In the remaining 30% of the data, our model significantly tends to assign a treatment value of 2 (29% of the data) rather than 10.
tournament_spins_reward_7_preceding
spins_reward_preceding_30_days
org_price_usd_preceding_3_to_7_days
Since 70% of the data (140k samples) shows that the model is agnostic to the treatment value, I am interested in isolating only the samples where the predicted price differs between the two treatments. I calculated the difference between the means of each feature after standardization with respect to the all population. then i selected the features with the highest difference. In future research, when encountering such a situation, it is highly preferable to conduct a statistical test that takes variance into consideration.
-
Using only the training set without verifying on the test set:
- We are interested in focusing on the process of choosing the best treatment.
- The assumption is that our main model and loss are optimal (which should be tested in further research).

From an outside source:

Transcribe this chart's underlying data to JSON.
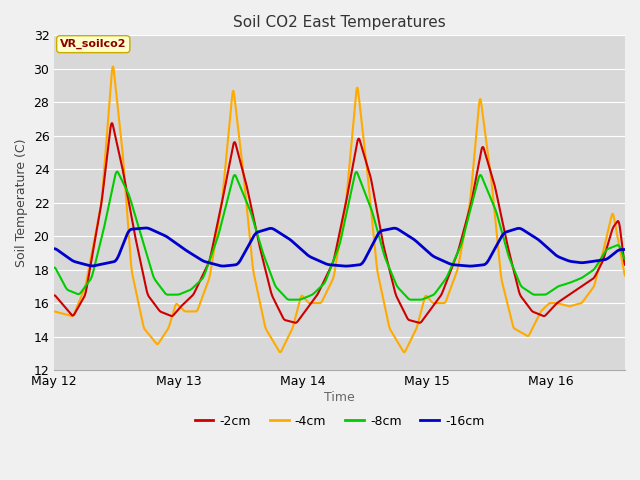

- given that, we will use all of our training data for the treatment assignment and not split it up for evaluation.
-
Constructing sklearn pipeline with the following steps :
- Data standardization
- Defining params for turning on XGBregressor
- Cross validating XBRregressor with 5 folds and rmse loss
-
To evaluate the model's decisions, we will look at the assignment ratios for treatments 2 and 10
-
We will create a treatment assignment vector for the test set, which will allow for further investigation
-
As previously stated, the method of assignment is as follows: for each data point, we will make two predictions - one with treatment = 2 and another with treatment = 10
-
We will then select the treatment with the higher predicted price as the assigned treatment for that data point.
Please note that this is a first and short iteration, and its main goal is to prove the concept. Given this, there is a lot of room for improvement and further research. Some things that could be added include:
Using addtional feature selection process, such as SHAP, regularization penalties, and others Bigger Grid search to optimize model parameters Comparison with other ml models such as regression, loightGBM etc Further EDA to uncover more insights from the data Deep dive into the differences between the results of the test and train sets Testing the statistics of the results, such as the mean, max errors and median Data enrichment by: Featuer creation and features from external sources Plotting the error against time Adding a histogram of errors for better visualization.
Please note that the code for this project is not written in classes as is typically done. Instead, the code is organized in a procedural manner for simplicity and ease of understanding.